Janet, This is great stuff! And I have no qualms trying it all. Is it really 16th century? Where did you find this? I have to read it now. ken

The Old Foodie said...

Hi Ken - the main source for the week is definitely 19th C - the version I have used is in Google Books. The "original" by Thomas Lupton is "A thousand notable things, of sundry sortes Wherof some are wonderfull, some straunge, some pleasant, diuers necessary, a great sort profitable and many very precious. ... " There are several versions at EEBO,which I presume you have access to. I have been looking at the 1579 version (because there is a text version so it is easier for the eyes to scan) - I am trying to match up the sixteenth century and the ninteenth century versions to see what has been added to the later editions. It is a bit time-consuming though, so I dont know if the preserving methods are later additions, as I havent found them yet in the 16th C edition. It would be fun to follow the book through the centuries! I will be interested in your thoughts, if you get chance to look.
So many projects, so little time ....

Anonymous said...

To preserve foods with bran, actually works because there are good bacterias on the surface who will kill germs which turn the food bad, they also soak excessive liquid up.

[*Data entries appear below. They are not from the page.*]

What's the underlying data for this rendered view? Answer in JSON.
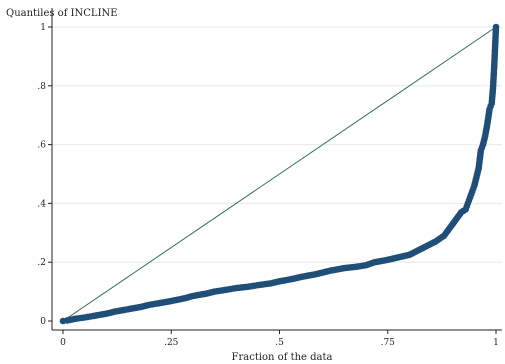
{
  "chart_data": {
    "type": "scatter",
    "title": "",
    "xlabel": "Fraction of the data",
    "ylabel": "Quantiles of INCLINE",
    "xlim": [
      0,
      1
    ],
    "ylim": [
      0,
      1
    ],
    "x_ticks": [
      {
        "value": 0,
        "label": "0"
      },
      {
        "value": 0.25,
        "label": ".25"
      },
      {
        "value": 0.5,
        "label": ".5"
      },
      {
        "value": 0.75,
        "label": ".75"
      },
      {
        "value": 1,
        "label": "1"
      }
    ],
    "y_ticks": [
      {
        "value": 0,
        "label": "0"
      },
      {
        "value": 0.2,
        "label": ".2"
      },
      {
        "value": 0.4,
        "label": ".4"
      },
      {
        "value": 0.6,
        "label": ".6"
      },
      {
        "value": 0.8,
        "label": ".8"
      },
      {
        "value": 1,
        "label": "1"
      }
    ],
    "grid": "horizontal",
    "reference_line": {
      "from": [
        0,
        0
      ],
      "to": [
        1,
        1
      ],
      "color": "#2e6f5e"
    },
    "point_color": "#1f4e79",
    "series": [
      {
        "x": [
          0,
          0.01,
          0.02,
          0.03,
          0.05,
          0.07,
          0.1,
          0.12,
          0.15,
          0.18,
          0.2,
          0.22,
          0.25,
          0.28,
          0.3,
          0.33,
          0.35,
          0.38,
          0.4,
          0.43,
          0.45,
          0.48,
          0.5,
          0.53,
          0.55,
          0.58,
          0.6,
          0.62,
          0.65,
          0.68,
          0.7,
          0.72,
          0.75,
          0.77,
          0.8,
          0.82,
          0.84,
          0.86,
          0.88,
          0.89,
          0.9,
          0.91,
          0.92,
          0.93,
          0.935,
          0.94,
          0.945,
          0.95,
          0.955,
          0.96,
          0.965,
          0.97,
          0.975,
          0.98,
          0.985,
          0.99,
          0.993,
          0.996,
          1.0
        ],
        "y": [
          0.0,
          0.002,
          0.005,
          0.008,
          0.012,
          0.017,
          0.025,
          0.032,
          0.04,
          0.048,
          0.055,
          0.06,
          0.068,
          0.077,
          0.085,
          0.093,
          0.1,
          0.107,
          0.112,
          0.117,
          0.122,
          0.128,
          0.135,
          0.143,
          0.15,
          0.158,
          0.165,
          0.172,
          0.18,
          0.185,
          0.19,
          0.2,
          0.208,
          0.215,
          0.225,
          0.24,
          0.255,
          0.27,
          0.29,
          0.31,
          0.33,
          0.35,
          0.37,
          0.38,
          0.4,
          0.42,
          0.44,
          0.46,
          0.49,
          0.52,
          0.58,
          0.6,
          0.63,
          0.67,
          0.72,
          0.74,
          0.79,
          0.87,
          1.0
        ]
      }
    ]
  }
}
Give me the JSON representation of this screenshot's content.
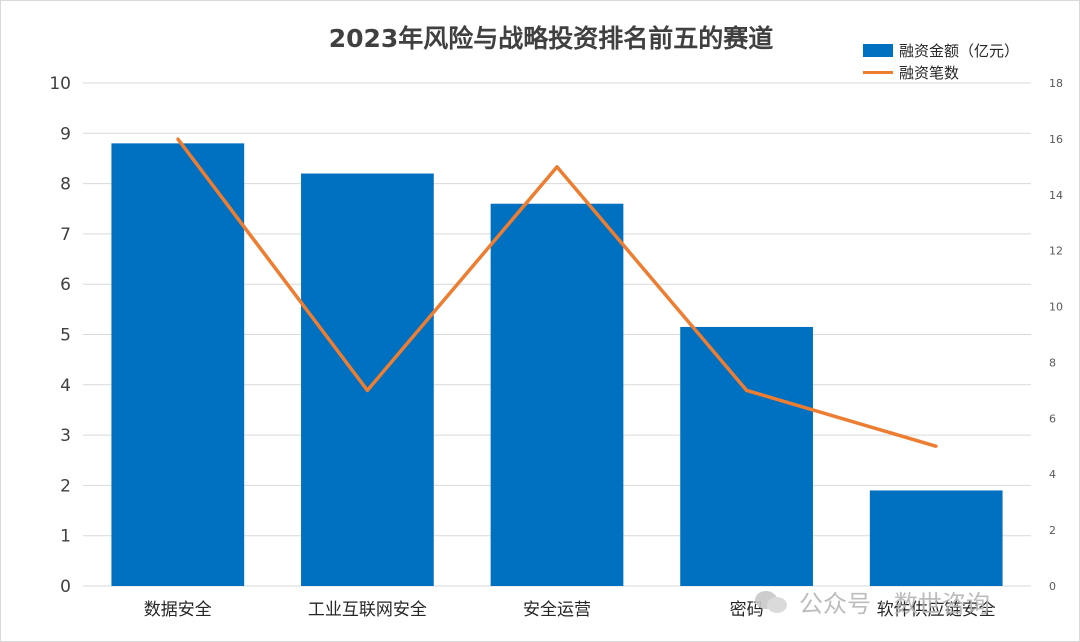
{
  "chart_data": {
    "type": "bar",
    "title": "2023年风险与战略投资排名前五的赛道",
    "categories": [
      "数据安全",
      "工业互联网安全",
      "安全运营",
      "密码",
      "软件供应链安全"
    ],
    "series": [
      {
        "name": "融资金额（亿元）",
        "type": "bar",
        "axis": "left",
        "values": [
          8.8,
          8.2,
          7.6,
          5.15,
          1.9
        ]
      },
      {
        "name": "融资笔数",
        "type": "line",
        "axis": "right",
        "values": [
          16,
          7,
          15,
          7,
          5
        ]
      }
    ],
    "ylim": [
      0,
      10
    ],
    "y2lim": [
      0,
      18
    ],
    "yticks": [
      0,
      1,
      2,
      3,
      4,
      5,
      6,
      7,
      8,
      9,
      10
    ],
    "y2ticks": [
      0,
      2,
      4,
      6,
      8,
      10,
      12,
      14,
      16,
      18
    ],
    "grid": true,
    "legend": "top-right",
    "colors": {
      "bar": "#0070c0",
      "line": "#ed7d31",
      "grid": "#d9d9d9",
      "text": "#595959"
    }
  },
  "watermark": {
    "text": "公众号 · 数世咨询",
    "icon": "wechat-icon"
  }
}
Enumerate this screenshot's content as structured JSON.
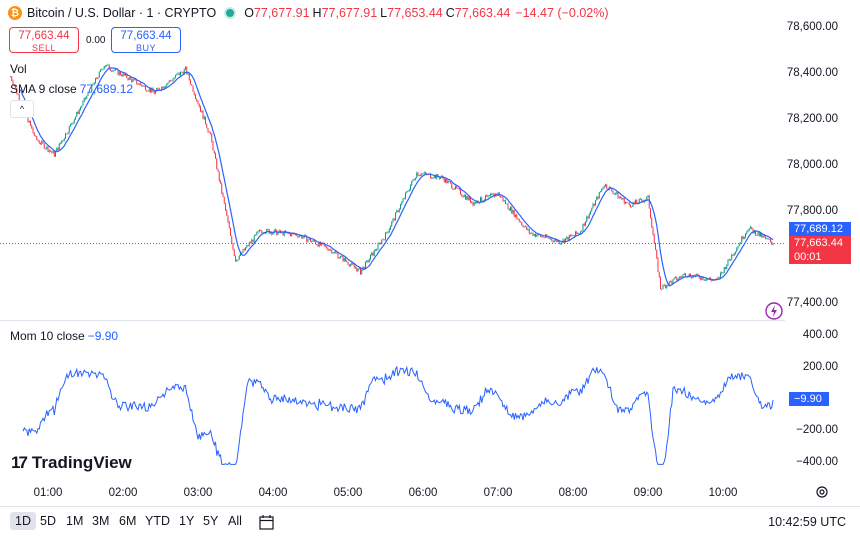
{
  "header": {
    "symbol_title": "Bitcoin / U.S. Dollar · 1 · CRYPTO",
    "coin_glyph": "₿",
    "ohlc": [
      {
        "label": "O",
        "value": "77,677.91"
      },
      {
        "label": "H",
        "value": "77,677.91"
      },
      {
        "label": "L",
        "value": "77,653.44"
      },
      {
        "label": "C",
        "value": "77,663.44"
      }
    ],
    "change": "−14.47 (−0.02%)"
  },
  "trade": {
    "sell_price": "77,663.44",
    "sell_label": "SELL",
    "spread": "0.00",
    "buy_price": "77,663.44",
    "buy_label": "BUY"
  },
  "indicators": {
    "vol_label": "Vol",
    "sma_label": "SMA 9 close",
    "sma_value": "77,689.12",
    "collapse_glyph": "^"
  },
  "momentum": {
    "label": "Mom 10 close",
    "value": "−9.90",
    "tag": "−9.90"
  },
  "price_axis": {
    "ticks": [
      "78,600.00",
      "78,400.00",
      "78,200.00",
      "78,000.00",
      "77,800.00",
      "77,400.00"
    ],
    "sma_tag": "77,689.12",
    "price_tag": "77,663.44",
    "countdown": "00:01"
  },
  "mom_axis": {
    "ticks": [
      "400.00",
      "200.00",
      "−200.00",
      "−400.00"
    ]
  },
  "time_axis": {
    "ticks": [
      "01:00",
      "02:00",
      "03:00",
      "04:00",
      "05:00",
      "06:00",
      "07:00",
      "08:00",
      "09:00",
      "10:00"
    ]
  },
  "brand": {
    "logo_glyph": "17",
    "name": "TradingView"
  },
  "ranges": [
    "1D",
    "5D",
    "1M",
    "3M",
    "6M",
    "YTD",
    "1Y",
    "5Y",
    "All"
  ],
  "clock": "10:42:59 UTC",
  "colors": {
    "up": "#089981",
    "down": "#f23645",
    "sma": "#2962ff",
    "momentum": "#2962ff"
  },
  "chart_data": {
    "type": "candlestick",
    "interval": "1 minute",
    "price_range": [
      77400,
      78600
    ],
    "sma_period": 9,
    "momentum_period": 10,
    "momentum_range": [
      -400,
      400
    ],
    "last_close": 77663.44,
    "last_sma": 77689.12,
    "last_momentum": -9.9,
    "approx_close_path": [
      {
        "time": "00:30",
        "price": 78390
      },
      {
        "time": "00:50",
        "price": 78120
      },
      {
        "time": "01:05",
        "price": 78050
      },
      {
        "time": "01:45",
        "price": 78440
      },
      {
        "time": "02:25",
        "price": 78320
      },
      {
        "time": "02:50",
        "price": 78420
      },
      {
        "time": "03:10",
        "price": 78130
      },
      {
        "time": "03:30",
        "price": 77590
      },
      {
        "time": "03:50",
        "price": 77720
      },
      {
        "time": "04:20",
        "price": 77700
      },
      {
        "time": "04:45",
        "price": 77640
      },
      {
        "time": "05:10",
        "price": 77540
      },
      {
        "time": "05:30",
        "price": 77700
      },
      {
        "time": "05:55",
        "price": 77970
      },
      {
        "time": "06:15",
        "price": 77950
      },
      {
        "time": "06:40",
        "price": 77840
      },
      {
        "time": "07:00",
        "price": 77880
      },
      {
        "time": "07:25",
        "price": 77710
      },
      {
        "time": "07:50",
        "price": 77670
      },
      {
        "time": "08:05",
        "price": 77710
      },
      {
        "time": "08:25",
        "price": 77920
      },
      {
        "time": "08:45",
        "price": 77830
      },
      {
        "time": "09:00",
        "price": 77860
      },
      {
        "time": "09:10",
        "price": 77470
      },
      {
        "time": "09:30",
        "price": 77530
      },
      {
        "time": "09:55",
        "price": 77500
      },
      {
        "time": "10:20",
        "price": 77730
      },
      {
        "time": "10:40",
        "price": 77663
      }
    ]
  }
}
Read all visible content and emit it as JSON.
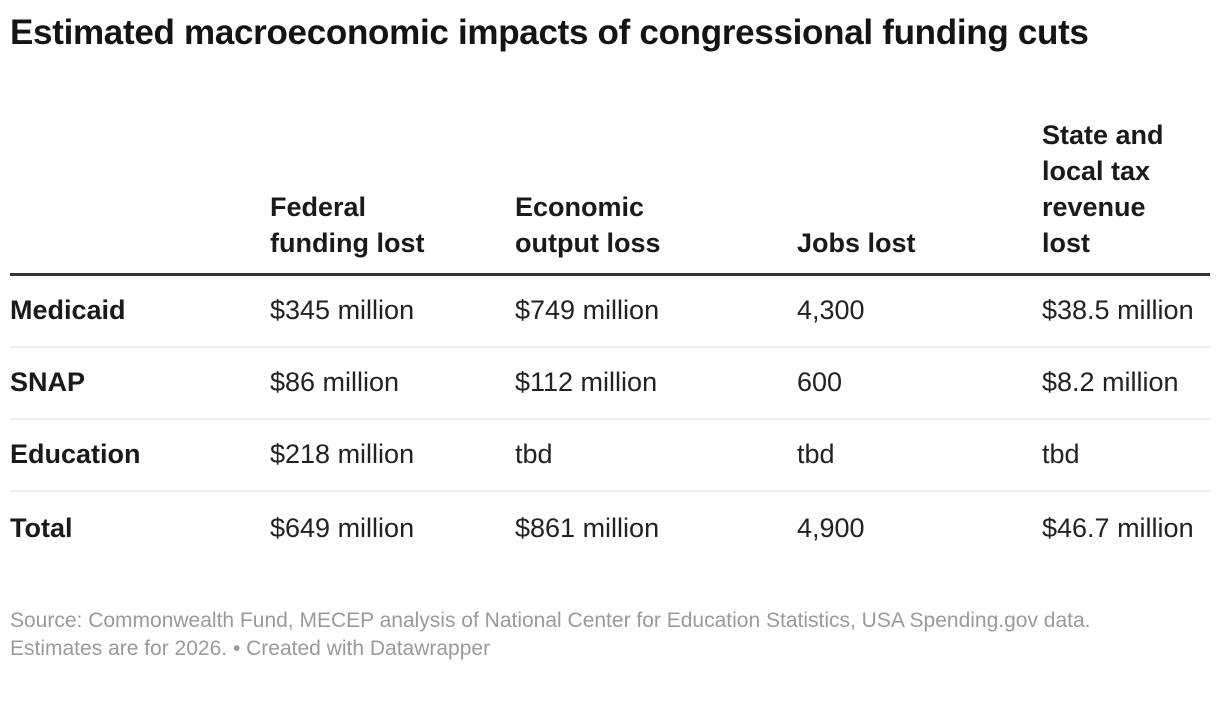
{
  "title": "Estimated macroeconomic impacts of congressional funding cuts",
  "table": {
    "corner_label": "",
    "columns": [
      {
        "label": "Federal\nfunding lost"
      },
      {
        "label": "Economic\noutput loss"
      },
      {
        "label": "Jobs lost"
      },
      {
        "label": "State and\nlocal tax\nrevenue\nlost"
      }
    ],
    "rows": [
      {
        "label": "Medicaid",
        "values": [
          "$345 million",
          "$749 million",
          "4,300",
          "$38.5 million"
        ]
      },
      {
        "label": "SNAP",
        "values": [
          "$86 million",
          "$112 million",
          "600",
          "$8.2 million"
        ]
      },
      {
        "label": "Education",
        "values": [
          "$218 million",
          "tbd",
          "tbd",
          "tbd"
        ]
      },
      {
        "label": "Total",
        "values": [
          "$649 million",
          "$861 million",
          "4,900",
          "$46.7 million"
        ]
      }
    ]
  },
  "footer": {
    "text": "Source: Commonwealth Fund, MECEP analysis of National Center for Education Statistics, USA Spending.gov data.\nEstimates are for 2026. • Created with Datawrapper"
  },
  "colors": {
    "title_text": "#141414",
    "body_text": "#222222",
    "bold_text": "#1a1a1a",
    "header_rule": "#333333",
    "row_rule": "#eeeeee",
    "footer_text": "#9a9a9a",
    "background": "#ffffff"
  },
  "chart_data": {
    "type": "table",
    "title": "Estimated macroeconomic impacts of congressional funding cuts",
    "columns": [
      "",
      "Federal funding lost",
      "Economic output loss",
      "Jobs lost",
      "State and local tax revenue lost"
    ],
    "rows": [
      [
        "Medicaid",
        "$345 million",
        "$749 million",
        "4,300",
        "$38.5 million"
      ],
      [
        "SNAP",
        "$86 million",
        "$112 million",
        "600",
        "$8.2 million"
      ],
      [
        "Education",
        "$218 million",
        "tbd",
        "tbd",
        "tbd"
      ],
      [
        "Total",
        "$649 million",
        "$861 million",
        "4,900",
        "$46.7 million"
      ]
    ],
    "numeric_values": {
      "federal_funding_lost_millions_usd": {
        "Medicaid": 345,
        "SNAP": 86,
        "Education": 218,
        "Total": 649
      },
      "economic_output_loss_millions_usd": {
        "Medicaid": 749,
        "SNAP": 112,
        "Education": null,
        "Total": 861
      },
      "jobs_lost": {
        "Medicaid": 4300,
        "SNAP": 600,
        "Education": null,
        "Total": 4900
      },
      "state_local_tax_revenue_lost_millions_usd": {
        "Medicaid": 38.5,
        "SNAP": 8.2,
        "Education": null,
        "Total": 46.7
      }
    },
    "notes": "Source: Commonwealth Fund, MECEP analysis of National Center for Education Statistics, USA Spending.gov data. Estimates are for 2026. • Created with Datawrapper"
  }
}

Nowadays it would not work so easy because of the chemicals which are sprayed on the crops which also kill the good bacterias which normally would live on the crop from the start of growing it on the field.

Pickling vegetables and also fish in rice bran, is done still in asian countries. The bran is soaked with water, turned everyday until the bacterias have grown enough and the smell is earthy, a bit sour but pleasant and then vegetables and also fish are placed in the wet bran.

http://pickles.wanderingspoon.com/?p=122

Take a look at that wonderfull small radishes which have been kept !5! weeks in the bran and are still as beautiful looking as if freshly plucked from the earth!